Mudanças tecnológicas
A professora da UERJ, todavia, explica que mesmo em setores como a construção civil, o trabalhador que era apto para vaga talvez não esteja preparado para ocupar um posto agora ou daqui a alguns meses.
"O problema é que mesmo na construção civil, e, em geral, na maioria dos setores, estão ocorrendo mudanças tecnológicas importantes. Um trabalhador que era apto para esse setor no passado, hoje pode não ter a mesma facilidade de emprego, que demanda trabalhar mais com máquinas, com necessidade de ler instruções […]. Um exemplo clássico é a agricultura, hoje para você trabalhar na agricultura mais moderna no Brasil, a não ser nas funções que você ganha muito pouco, você tem que saber manejar uma máquina sofisticada", esclarece a especialista.
Dessa forma, trabalhadores mais velhos, que não estão a par de questões digitais, terão mais dificuldades de manejar máquinas e equipamentos que necessitem desse conhecimento e terão mais dificuldade de se recolocarem no mercado. Os trabalhadores mais jovens, por outro lado, terão mais facilidade, afirma Maria Beatriz David.
"[Agora] exige-se muito mais da mão de obra e não há um sistema de treinamento eficiente. O que acontece? As próprias empresas estão treinando os trabalhadores para atender às suas necessidades. O impacto disso na desigualdade social e na distribuição de renda tende a ser de longo prazo e crescente", alerta.
Governo sem margem de manobra
O desemprego no Brasil ficou em 14,7% no trimestre encerrado em abril e se manteve em patamar recorde, atingindo 14,8 milhões de pessoas, segundo o Instituto Brasileiro de Geografia e Estatística (IBGE).
A especialista afirma que, apesar da situação difícil, há pouco a ser feito pelo governo federal em termos de política econômica.
"O grande papel das políticas públicas é impulsionar o crescimento.
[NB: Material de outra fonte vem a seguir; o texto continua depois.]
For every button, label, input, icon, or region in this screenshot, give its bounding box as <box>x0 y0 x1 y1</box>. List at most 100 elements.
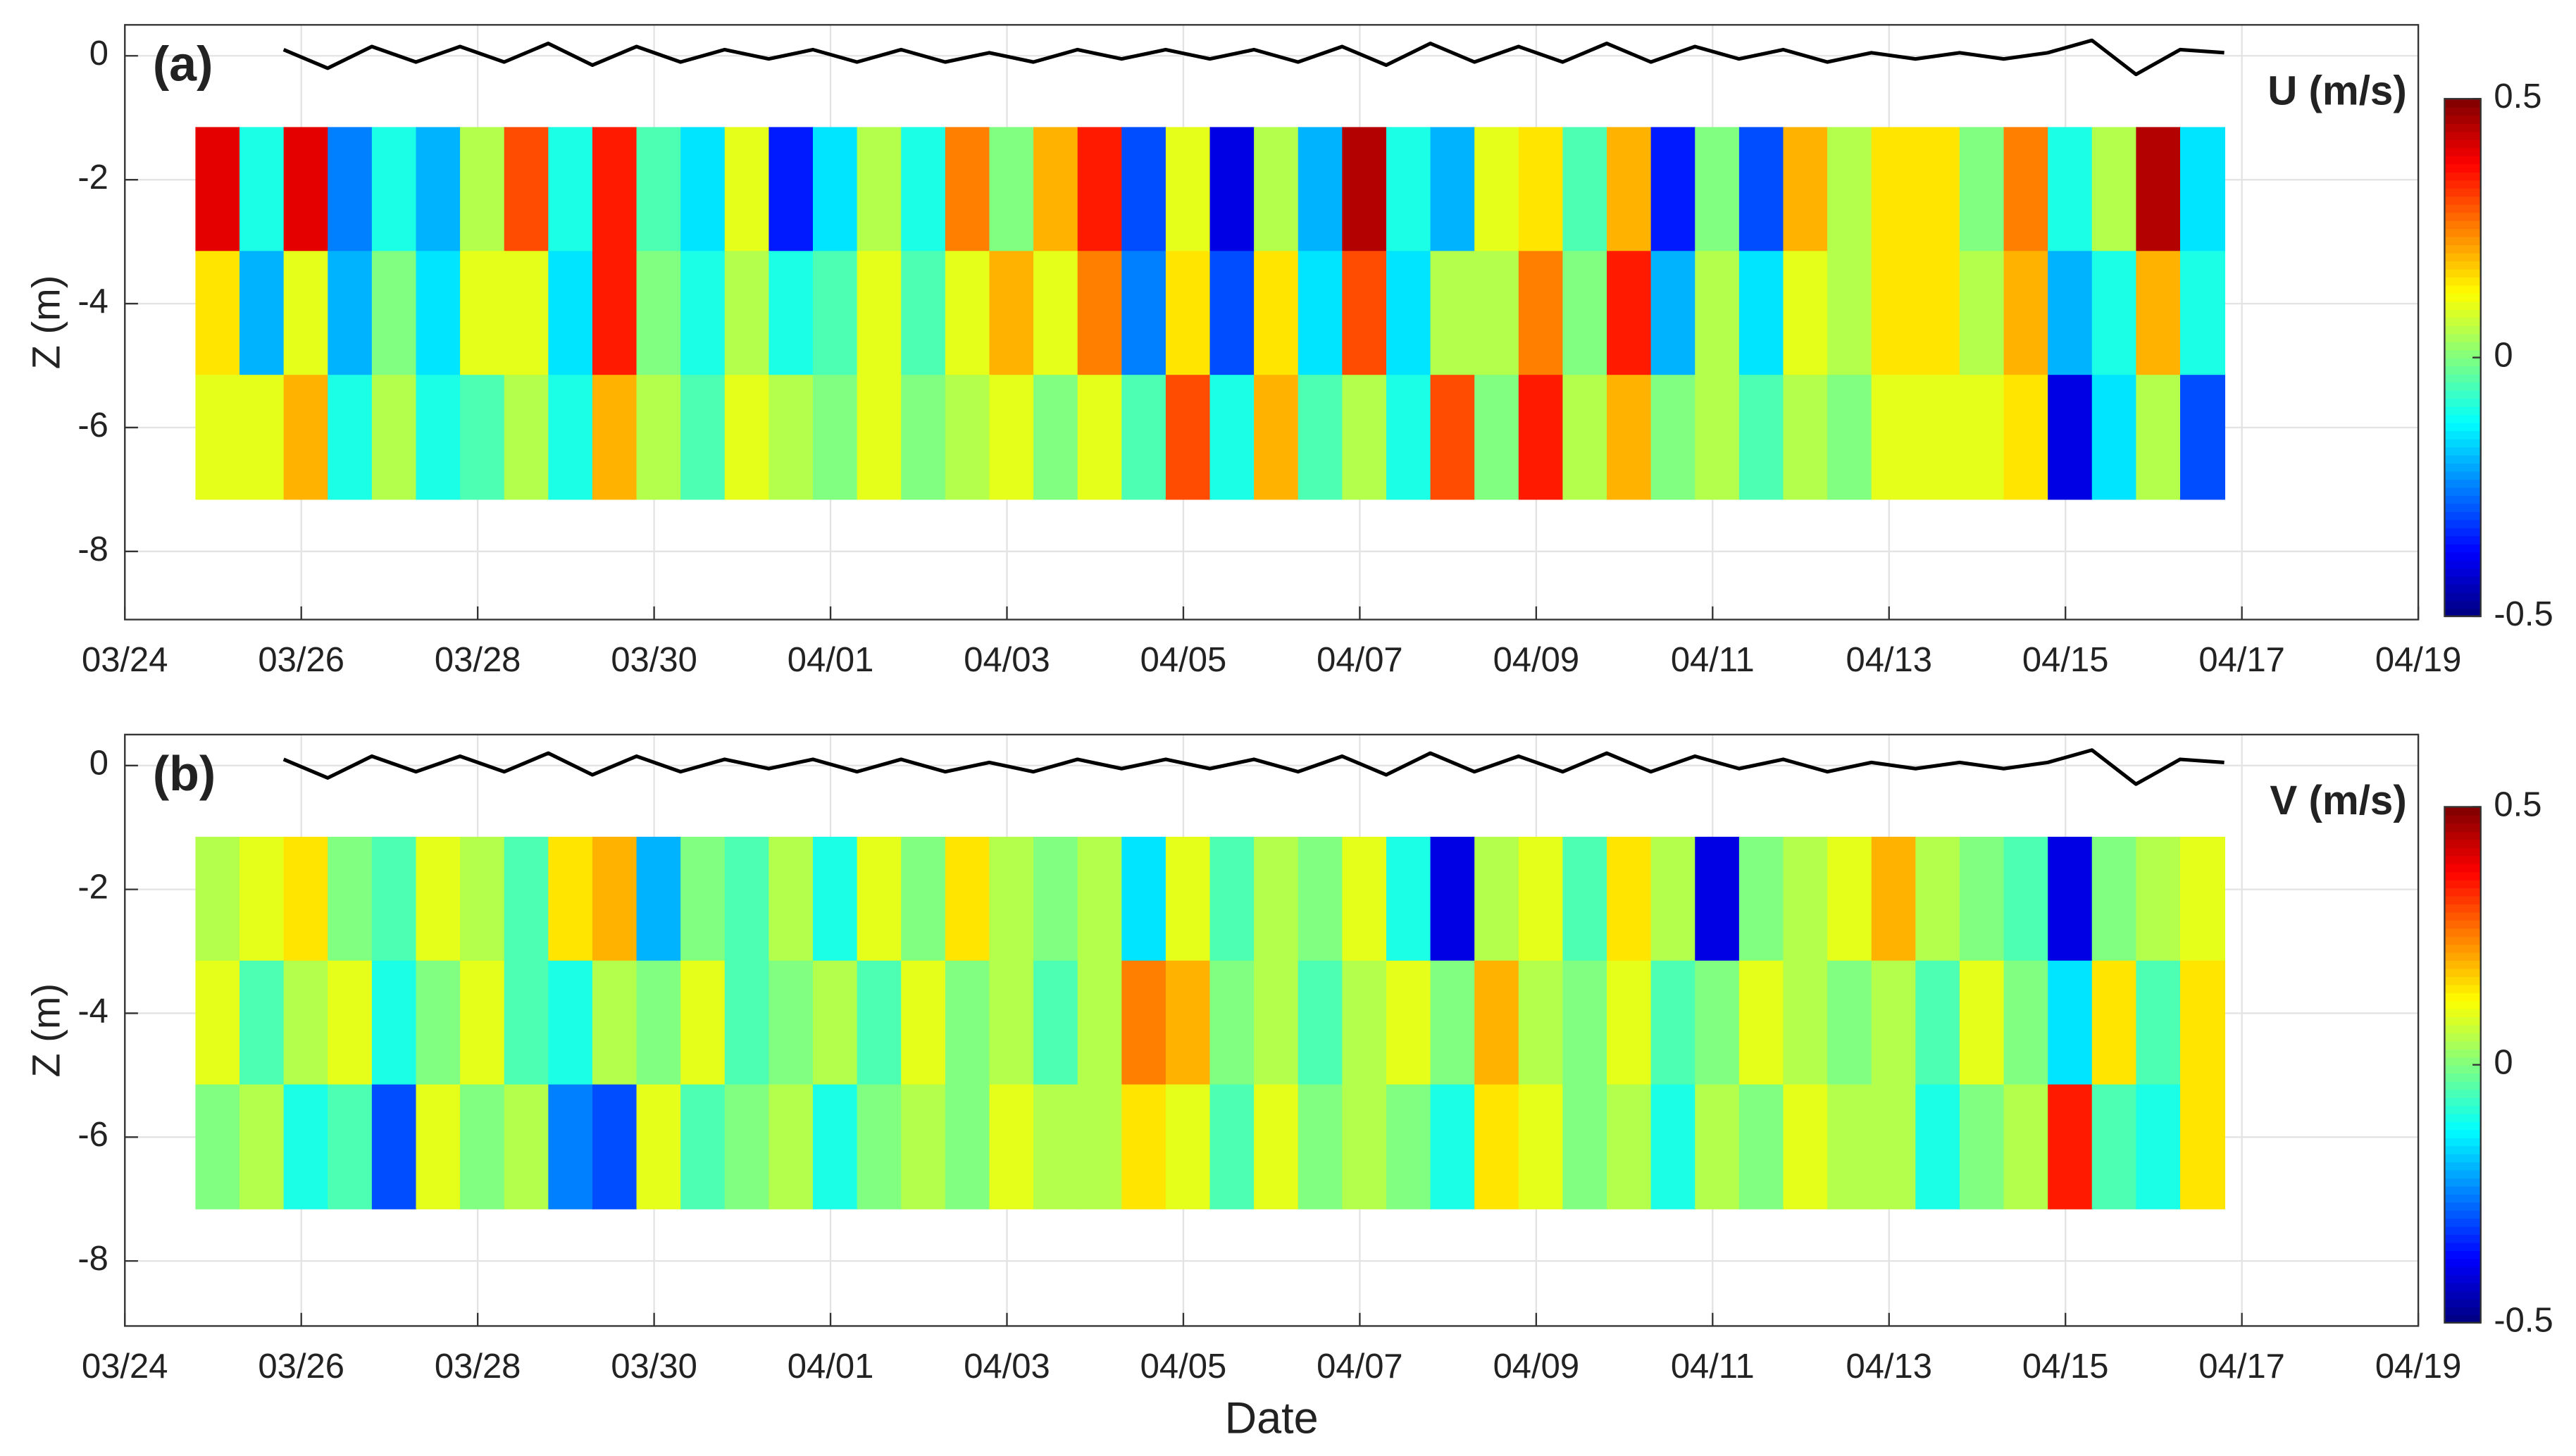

Todas as outras são mitigatórias, de curto prazo e têm impactos nas contas públicas. E todos os países têm problemas de questão fiscal, especialmente o Brasil […]. O que se pode fazer são as políticas tradicionais compensatórias […] voltadas para a qualificação de mão de obra, para aumento de produtividade, que é um dos grandes problemas dessas economias, o baixo nível de produtividade", comenta.
Maria Beatriz David acrescenta que com as mudanças que ocorreram nos últimos anos, o mercado de trabalho será cada menos regulado, com menos contratos permanentes, com cada vez mais pessoas trabalhando por períodos, por tarefas, para vários empregadores.
Salário mínimo seguirá baixo
Na semana passada, o Ministério da Economia divulgou ao Congresso Nacional o valor de reajuste do salário mínimo 2022: R$ 1.147. Ou seja, sem ganho real e abaixo da inflação. 2022 será o terceiro ano consecutivo em que o piso nacional não terá reajuste com base na inflação. E a professora da UFRJ não tem boas notícias:
"Não há muito espaço para o aumento do salário mínimo em termos reais se não houver uma retomada vigorosa da economia. Porque quem ganha menos é impacto não só pelo nível de atividade econômica, mas pela valorização do dólar, pelo custo de transporte, ou seja, pelo aumento de produtos como petróleo."
A especialista destaca ainda que também não tem muito espaço para aumentar o piso nacional porque quem ganha salário mínimo trabalha em setores como serviços ou é mão de obra pouco qualificada, de forma que "não tem muito espaço para aumento de salário porque impacta em todos os outros segmentos da economia que também perderam renda".
Por fim, Maria Beatriz David lembra que as relações de trabalho agora são mais fluídas, estabelecidas diretamente entre o empregador e empregado, o que mina o poder de barganha da mão de obra menos qualificada.
"Negociações gerais vão ter cada vez menos peso, a não ser em setores muito determinados. E, quem tem maior poder de barganha é a mão de obra muito mais qualificada, não é essa mão de obra que estamos falando, que a mão de obra que ganha salário mínimo ou a grande maioria, que ganha até dois salários mínimos".